Stacie - I laughed OUT LOUD when I read your story. What's so funny is that WAY back in the early 90's... I weighed about 120 and for some reason, wanted to lose a few lbs. The VERY same thing happened to me. I think back then, the shakes had TONS of fiber in them and also - I don't take milk well, if you know what I mean so the combination of the two... well, let's just say I was close to being in your shoes but thank goodness, was in the privacy of my own home. This would by why I'm eating the bars... and not drinking the shakes this time. Too funny!!

Thank you for all of your kind words that you said. I woke up late this morning and I have something due this a.m. that I did not do so I'm trying to figure my way out of this one so I was in an ill mood anyway but you made me feel better. Thank you for that.

I'm doing a lot better about the boyfriend thing. Still miss him but for some reason, I'm able to handle it so much better than that first week. I'm somewhat surprised that I'm not dwelling on it more than I am. Usually, I would.
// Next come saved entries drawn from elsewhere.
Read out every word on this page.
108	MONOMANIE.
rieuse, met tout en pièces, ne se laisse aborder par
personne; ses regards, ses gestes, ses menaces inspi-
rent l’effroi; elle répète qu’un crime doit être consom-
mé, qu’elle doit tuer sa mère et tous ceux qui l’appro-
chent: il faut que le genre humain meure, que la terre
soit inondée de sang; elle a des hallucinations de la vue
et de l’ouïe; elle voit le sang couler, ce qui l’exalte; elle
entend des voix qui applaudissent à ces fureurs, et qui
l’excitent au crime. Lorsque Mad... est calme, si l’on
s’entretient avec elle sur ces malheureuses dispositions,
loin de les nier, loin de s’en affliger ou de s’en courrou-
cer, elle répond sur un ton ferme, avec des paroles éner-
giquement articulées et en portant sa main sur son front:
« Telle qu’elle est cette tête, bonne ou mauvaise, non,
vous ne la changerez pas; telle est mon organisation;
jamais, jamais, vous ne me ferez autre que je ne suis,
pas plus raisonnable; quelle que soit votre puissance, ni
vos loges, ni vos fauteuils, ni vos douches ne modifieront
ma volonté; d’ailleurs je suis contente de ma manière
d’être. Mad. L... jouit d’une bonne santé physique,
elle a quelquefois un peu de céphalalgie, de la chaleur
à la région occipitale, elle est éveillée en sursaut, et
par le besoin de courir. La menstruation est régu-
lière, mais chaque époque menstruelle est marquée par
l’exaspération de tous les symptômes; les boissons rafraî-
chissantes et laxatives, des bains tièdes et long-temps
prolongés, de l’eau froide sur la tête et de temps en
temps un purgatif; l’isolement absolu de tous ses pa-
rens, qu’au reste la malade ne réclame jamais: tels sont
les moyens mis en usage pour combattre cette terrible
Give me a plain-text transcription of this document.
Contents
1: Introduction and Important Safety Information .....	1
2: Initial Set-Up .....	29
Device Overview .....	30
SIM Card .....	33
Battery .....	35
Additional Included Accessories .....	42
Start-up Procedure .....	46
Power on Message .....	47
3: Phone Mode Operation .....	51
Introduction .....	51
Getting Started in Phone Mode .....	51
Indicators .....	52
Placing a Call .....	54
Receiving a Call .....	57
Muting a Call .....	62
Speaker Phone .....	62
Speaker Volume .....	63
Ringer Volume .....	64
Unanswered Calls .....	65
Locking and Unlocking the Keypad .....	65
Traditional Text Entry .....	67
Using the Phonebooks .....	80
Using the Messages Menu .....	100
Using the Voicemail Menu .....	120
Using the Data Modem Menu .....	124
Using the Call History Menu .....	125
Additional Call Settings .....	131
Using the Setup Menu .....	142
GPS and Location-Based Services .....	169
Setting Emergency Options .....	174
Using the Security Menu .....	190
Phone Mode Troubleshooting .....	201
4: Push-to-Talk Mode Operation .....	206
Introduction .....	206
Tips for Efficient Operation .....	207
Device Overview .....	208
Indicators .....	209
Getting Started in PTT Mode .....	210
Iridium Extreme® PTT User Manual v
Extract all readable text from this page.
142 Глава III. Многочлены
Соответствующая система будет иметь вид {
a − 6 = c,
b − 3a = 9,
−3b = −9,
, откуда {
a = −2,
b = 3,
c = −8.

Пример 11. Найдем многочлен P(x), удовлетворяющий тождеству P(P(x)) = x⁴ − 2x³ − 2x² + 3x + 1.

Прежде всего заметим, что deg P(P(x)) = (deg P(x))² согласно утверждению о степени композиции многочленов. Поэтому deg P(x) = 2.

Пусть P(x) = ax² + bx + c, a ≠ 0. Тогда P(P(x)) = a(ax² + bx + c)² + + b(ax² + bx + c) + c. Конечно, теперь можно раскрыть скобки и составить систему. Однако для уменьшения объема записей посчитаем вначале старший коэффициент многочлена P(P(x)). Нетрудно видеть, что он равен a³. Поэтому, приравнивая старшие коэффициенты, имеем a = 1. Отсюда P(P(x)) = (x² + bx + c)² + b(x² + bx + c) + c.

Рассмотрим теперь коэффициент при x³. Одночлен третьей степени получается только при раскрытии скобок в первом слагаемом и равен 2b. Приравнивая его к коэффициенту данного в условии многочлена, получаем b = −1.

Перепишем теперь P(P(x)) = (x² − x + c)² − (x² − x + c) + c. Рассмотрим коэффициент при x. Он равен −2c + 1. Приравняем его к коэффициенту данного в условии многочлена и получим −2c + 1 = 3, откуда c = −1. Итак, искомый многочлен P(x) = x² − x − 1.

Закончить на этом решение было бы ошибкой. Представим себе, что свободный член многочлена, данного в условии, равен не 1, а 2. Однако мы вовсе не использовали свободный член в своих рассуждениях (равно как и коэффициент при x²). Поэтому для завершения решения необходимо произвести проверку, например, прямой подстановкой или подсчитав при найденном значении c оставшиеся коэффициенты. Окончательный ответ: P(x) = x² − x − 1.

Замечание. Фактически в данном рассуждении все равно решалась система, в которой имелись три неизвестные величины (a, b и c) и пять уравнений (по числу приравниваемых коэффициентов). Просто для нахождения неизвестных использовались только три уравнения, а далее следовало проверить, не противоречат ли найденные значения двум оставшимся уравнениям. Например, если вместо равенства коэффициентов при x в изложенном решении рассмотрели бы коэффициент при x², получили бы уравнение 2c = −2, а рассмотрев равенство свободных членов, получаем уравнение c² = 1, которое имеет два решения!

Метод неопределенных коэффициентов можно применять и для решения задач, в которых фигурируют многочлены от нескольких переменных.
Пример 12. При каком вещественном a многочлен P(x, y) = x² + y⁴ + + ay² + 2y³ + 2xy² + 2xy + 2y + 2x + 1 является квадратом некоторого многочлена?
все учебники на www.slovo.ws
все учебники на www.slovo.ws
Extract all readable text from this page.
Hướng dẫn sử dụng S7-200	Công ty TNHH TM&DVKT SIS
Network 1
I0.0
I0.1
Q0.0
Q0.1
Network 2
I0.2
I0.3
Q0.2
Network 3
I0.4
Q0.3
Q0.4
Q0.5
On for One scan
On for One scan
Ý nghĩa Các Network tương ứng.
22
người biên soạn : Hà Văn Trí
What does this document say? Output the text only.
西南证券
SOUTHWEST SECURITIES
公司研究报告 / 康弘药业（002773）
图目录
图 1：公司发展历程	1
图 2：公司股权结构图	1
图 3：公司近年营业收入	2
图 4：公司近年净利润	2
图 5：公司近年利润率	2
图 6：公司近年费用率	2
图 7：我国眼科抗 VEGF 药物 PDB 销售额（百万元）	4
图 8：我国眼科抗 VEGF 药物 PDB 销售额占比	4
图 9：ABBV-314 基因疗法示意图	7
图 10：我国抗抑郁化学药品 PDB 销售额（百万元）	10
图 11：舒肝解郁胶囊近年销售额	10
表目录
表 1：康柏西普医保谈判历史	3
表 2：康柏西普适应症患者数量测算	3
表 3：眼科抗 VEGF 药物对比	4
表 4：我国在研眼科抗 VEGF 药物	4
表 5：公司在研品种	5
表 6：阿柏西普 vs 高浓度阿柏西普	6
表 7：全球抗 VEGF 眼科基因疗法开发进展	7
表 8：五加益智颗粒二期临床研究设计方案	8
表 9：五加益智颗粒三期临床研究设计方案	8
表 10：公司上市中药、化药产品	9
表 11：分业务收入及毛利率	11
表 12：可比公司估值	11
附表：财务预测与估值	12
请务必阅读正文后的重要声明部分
K - get to the doctor about those things... and don't take a narcotic. Tell him that you heard they can actually cause rebound headaches if he offers them. So many docs do just to get you out the door. (unfortunately for me)

Anyway, hope you have a great day with the kiddo's. How are they doing? How is your oldest? I worry about you guys - you are a truly amazing person to have been through so much and do what you are doing. You should just wake up and pat yourself on the back every single day!!

Oh, and for the Wellbutrin - you are probably right - but there is no way I can go for a week or two acting and feeling like I did that first day. I'm telling you... I barely remember things from that day... I just had a really bad reaction. I swear it's because of the mixture of it and the lexepro... I probably shouldn't even be on the lexepro because if I don't take it just right - the same thing happens to me. Also, it's just a dirivitive of celexa and I tried that several years ago and the tired thing happened as well. I probably should be on something else that doesn't knock me on my butt if I don't take it within the correct hour of the day. It's pretty bad but when I DO take it during that perfect hour (usually between 9:00 - 10:00) then, it works great.

Gotta go do this thing that is due - think I'll do it from home this morning, make up an excuse for being late and check the kids in... Wish me luck. I'm having writer's block. This is the perfect example of my ADD. It's horrible... I just cannot accomplish tasks sometimes when I know they will be somewhat difficult. Thanks again and take care.